O eu, enquanto «eu penso» é, de ora em diante [após Descartes ], o fundamento em que repousa toda a certeza e verdade. Mas, ao mesmo tempo, o pensamento, o enunciado, o logos, é o fio condutor das determinações do Ser, das categorias. Estas encontram-se tendo como fio condutor o «eu penso», tendo em vista o eu. Deste modo, o eu, devido a este significado fundamental para a fundamentação da totalidade do saber, torna-se a determinação acentuada e essencial do homem. Até então e também de aí em diante, ele é concebido como animal rationale, como ser-vivo pensante. Com a particular acentuação do eu, quer dizer, com o «eu penso», a determinação do racional e da razão adquire um peculiar predomínio. Porque o pensar é o acto fundamental da razão. Com o cogito sum, a razão é agora posta, expressamente e de acordo com a sua exigência própria, como primeiro fundamento de todo o saber e como fio condutor de qualquer determinação da coisa em geral.
Já em Aristóteles, o enunciado, o logos, era o fio condutor para a determinação das categorias, quer dizer, do Ser do ente. Todavia, o lugar do fio condutor — a razão humana, a razão em geral — não era caracterizado como subjetividade do sujeito. Mas agora a razão, enquanto «eu penso», é erigida expressamente em princípio supremo, enquanto fio condutor e tribunal de toda a determinação do Ser. O princípio fundamental é o princípio do eu: cogito-sum. E o axioma fundamental de todo o saber mas não é o único axioma fundamental e isto simplesmente porque, no próprio princípio do eu, se encontra implicado ainda outro princípio. Na medida em que dizemos «cogito-sum», enunciamos o que se encontra no subjectum (ego). Enquanto tal, o enunciado, para ser enunciado, deve pôr sempre aquilo que se encontra no subjectum. O que se põe e diz no predicado não deve nem pode contradizer o sujeito; a kataphasis deve ser sempre de tal modo que evite a antiphasis, o dizer no sentido do exprimir-se contra qualquer coisa, no sentido de contradição. Na proposição enquanto proposição e, por consequência, no princípio supremo, enquanto princípio do eu, é posto como válido, de um modo igualmente originário, o princípio da contradição a evitar (abreviadamente: princípio de contradição).

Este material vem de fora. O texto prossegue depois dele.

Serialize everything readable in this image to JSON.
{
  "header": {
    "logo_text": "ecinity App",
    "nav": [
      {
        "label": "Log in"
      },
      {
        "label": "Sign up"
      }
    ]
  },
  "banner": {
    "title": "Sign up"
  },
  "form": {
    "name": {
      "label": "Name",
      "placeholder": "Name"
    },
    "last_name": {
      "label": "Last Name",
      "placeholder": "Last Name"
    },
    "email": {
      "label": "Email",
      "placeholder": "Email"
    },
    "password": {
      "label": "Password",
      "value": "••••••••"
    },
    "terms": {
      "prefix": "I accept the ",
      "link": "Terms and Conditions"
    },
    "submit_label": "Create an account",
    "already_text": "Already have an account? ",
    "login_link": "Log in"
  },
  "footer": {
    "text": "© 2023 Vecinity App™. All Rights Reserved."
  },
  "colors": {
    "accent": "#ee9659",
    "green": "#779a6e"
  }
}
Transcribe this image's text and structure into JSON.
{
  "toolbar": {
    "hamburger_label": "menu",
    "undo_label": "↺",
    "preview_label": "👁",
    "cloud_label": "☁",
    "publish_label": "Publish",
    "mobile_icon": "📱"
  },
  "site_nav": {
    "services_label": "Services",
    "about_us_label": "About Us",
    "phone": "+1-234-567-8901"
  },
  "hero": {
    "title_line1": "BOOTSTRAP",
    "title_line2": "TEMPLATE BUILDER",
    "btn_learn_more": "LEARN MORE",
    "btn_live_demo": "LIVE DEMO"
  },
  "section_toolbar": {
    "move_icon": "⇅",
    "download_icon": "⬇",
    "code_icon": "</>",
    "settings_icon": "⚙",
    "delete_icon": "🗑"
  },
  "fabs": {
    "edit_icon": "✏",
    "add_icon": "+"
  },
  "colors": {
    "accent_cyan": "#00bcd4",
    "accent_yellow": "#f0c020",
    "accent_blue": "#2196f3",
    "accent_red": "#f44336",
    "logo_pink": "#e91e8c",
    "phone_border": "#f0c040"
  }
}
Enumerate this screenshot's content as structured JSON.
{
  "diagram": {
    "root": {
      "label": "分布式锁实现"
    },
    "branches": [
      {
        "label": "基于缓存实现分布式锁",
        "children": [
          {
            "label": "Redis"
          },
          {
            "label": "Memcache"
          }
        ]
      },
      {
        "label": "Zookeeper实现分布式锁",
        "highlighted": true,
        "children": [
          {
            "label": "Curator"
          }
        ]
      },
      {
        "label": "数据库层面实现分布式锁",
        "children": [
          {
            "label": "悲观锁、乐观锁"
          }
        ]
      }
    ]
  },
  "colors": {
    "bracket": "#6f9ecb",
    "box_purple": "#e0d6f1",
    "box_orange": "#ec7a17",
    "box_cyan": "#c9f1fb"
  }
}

Na medida em que o axiomático, enquanto projeto matemático, se põe a si mesmo como princípio normativo do saber, é colocado o pôr, o pensar enquanto «eu penso» e o princípio do eu. «Eu penso» quer dizer: evito a contradição, obedeço ao princípio de contradição.
O princípio do eu e o princípio de contradição resultam da essência do próprio pensar, de tal modo que a vista se dirige simplesmente à essência do «eu penso» e ao que se encontra nele e apenas nele. O «eu penso» é a razão, é o seu ato fundamental. O que é meramente criado pelo «eu penso» é simplesmente extraído da própria razão. A razão concebida deste modo é puramente ela própria, é razão pura.
Os princípios que resultam simplesmente da razão, de acordo com o traço matemático fundamental do pensar, tornam-se os princípios do saber autêntico, quer dizer, daquilo que é filosofia em grau mais elevado, a metafísica. Os princípios da mera razão são os axiomas da razão pura. A razão pura, o logos entendido desta forma, a proposição com esta forma, tornam-se fios condutores e medidas diretrizes da metafísica, quer dizer, do tribunal da determinação do Ser do ente, da coisalidade da coisa. Agora, a pergunta pela coisa está ancorada na razão pura, quer dizer, no desenvolvimento matemático dos seus princípios.
No título «razão pura» está presente o logos de Aristóteles e em «pura», em particular, uma determinada configuração do matemático.